First Author  Stahel PF Year  2000
Journal  J Cereb Blood Flow Metab Volume  20
Issue  2 Pages  369-80
PubMed ID  10698075 Mgi Jnum  J:61314
Mgi Id  MGI:1354674 Doi  10.1097/00004647-200002000-00019
Citation  Stahel PF, et al. (2000) Experimental closed head injury: analysis of neurological outcome, blood-brain barrier dysfunction, intracranial neutrophil infiltration, and neuronal cell death in mice deficient in genes for pro-inflammatory cytokines. J Cereb Blood Flow Metab 20(2):369-80
abstractText  Cytokines are important mediators of intracranial inflammation following traumatic brain injury (TBI). In the present study, the neurological impairment and mortality, blood-brain barrier (BBB) function, intracranial polymorphonuclear leukocyte (PMN) accumulation, and posttraumatic neuronal cell death were monitored in mice lacking the genes for tumor necrosis factor (TNF)/lymphotoxin-alpha (LT-alpha) (TNF/LT-alpha-/-) and interleukin-6 (IL-6) and in wild-type (WT) littermates subjected to experimental closed head injury (total n = 107).
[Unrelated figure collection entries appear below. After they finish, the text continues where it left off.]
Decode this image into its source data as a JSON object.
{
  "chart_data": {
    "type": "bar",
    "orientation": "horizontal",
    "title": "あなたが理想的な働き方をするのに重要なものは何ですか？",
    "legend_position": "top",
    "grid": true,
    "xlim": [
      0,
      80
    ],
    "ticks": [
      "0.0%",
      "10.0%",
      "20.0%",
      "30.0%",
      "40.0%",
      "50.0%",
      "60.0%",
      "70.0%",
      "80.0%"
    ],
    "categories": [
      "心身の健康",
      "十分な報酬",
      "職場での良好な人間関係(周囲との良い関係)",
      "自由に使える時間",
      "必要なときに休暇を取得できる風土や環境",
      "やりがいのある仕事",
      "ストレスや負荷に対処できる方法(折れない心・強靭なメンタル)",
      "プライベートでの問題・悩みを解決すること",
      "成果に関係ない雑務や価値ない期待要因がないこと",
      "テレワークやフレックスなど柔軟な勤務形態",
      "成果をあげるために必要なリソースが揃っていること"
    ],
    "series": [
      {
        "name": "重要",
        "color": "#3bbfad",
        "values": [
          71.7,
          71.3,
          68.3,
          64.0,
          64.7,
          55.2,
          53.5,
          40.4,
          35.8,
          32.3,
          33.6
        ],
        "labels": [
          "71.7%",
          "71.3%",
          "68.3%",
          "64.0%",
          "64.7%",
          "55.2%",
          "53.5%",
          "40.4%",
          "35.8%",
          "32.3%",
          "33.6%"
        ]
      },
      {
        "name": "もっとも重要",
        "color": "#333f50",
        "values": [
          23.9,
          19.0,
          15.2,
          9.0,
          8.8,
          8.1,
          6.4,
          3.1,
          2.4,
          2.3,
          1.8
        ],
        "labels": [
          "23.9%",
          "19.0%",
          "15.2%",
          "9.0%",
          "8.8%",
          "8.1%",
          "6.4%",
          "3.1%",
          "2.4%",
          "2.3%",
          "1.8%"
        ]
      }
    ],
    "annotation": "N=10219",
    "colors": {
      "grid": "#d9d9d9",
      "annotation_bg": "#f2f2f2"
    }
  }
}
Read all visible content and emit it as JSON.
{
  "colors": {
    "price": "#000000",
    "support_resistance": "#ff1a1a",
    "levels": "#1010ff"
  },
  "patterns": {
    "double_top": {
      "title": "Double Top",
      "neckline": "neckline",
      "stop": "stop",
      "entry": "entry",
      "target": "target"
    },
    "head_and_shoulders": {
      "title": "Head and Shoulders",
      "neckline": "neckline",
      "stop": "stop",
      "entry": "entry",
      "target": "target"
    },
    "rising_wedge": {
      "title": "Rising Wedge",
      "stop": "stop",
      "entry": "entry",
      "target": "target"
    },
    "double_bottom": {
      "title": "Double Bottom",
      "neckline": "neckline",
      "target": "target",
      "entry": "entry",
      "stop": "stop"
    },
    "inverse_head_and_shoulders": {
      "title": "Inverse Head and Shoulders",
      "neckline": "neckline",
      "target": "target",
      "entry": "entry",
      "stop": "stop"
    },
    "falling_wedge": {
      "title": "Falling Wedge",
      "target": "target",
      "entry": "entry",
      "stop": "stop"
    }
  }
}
The posttraumatic mortality was significantly increased in TNF/LT-alpha-/- mice (40%; P < 0.02) compared with WT animals (10%). The IL-6-/- mice also showed a higher mortality (17%) than their WT littermates (5.6%), but the difference was not statistically significant (P > 0.05). The neurological severity score was similar among all groups from 1 to 72 hours after trauma, whereas at 7 days, the TNF/LT-alpha-/- mice showed a tendency toward better neurological recovery than their WT littermates. Interestingly, neither the degree of BBB dysfunction nor the number of infiltrating PMNs in the injured hemisphere was different between WT and cytokine-deficient mice. Furthermore, the analysis of brain sections by in situ DNA nick end labeling (TUNEL histochemistry) at 24 hours and 7 days after head injury revealed a similar extent of posttraumatic intracranial cell death in all animals. These results show that the pathophysiological sequelae of TBI are not significantly altered in mice lacking the genes for the proinflammatory cytokines TNF, LT-alpha, and IL-6. Nevertheless, the increased posttraumatic mortality in TNF/LT-alpha-deficient mice suggests a protective effect of these cytokines by mechanisms that have not been elucidated yet.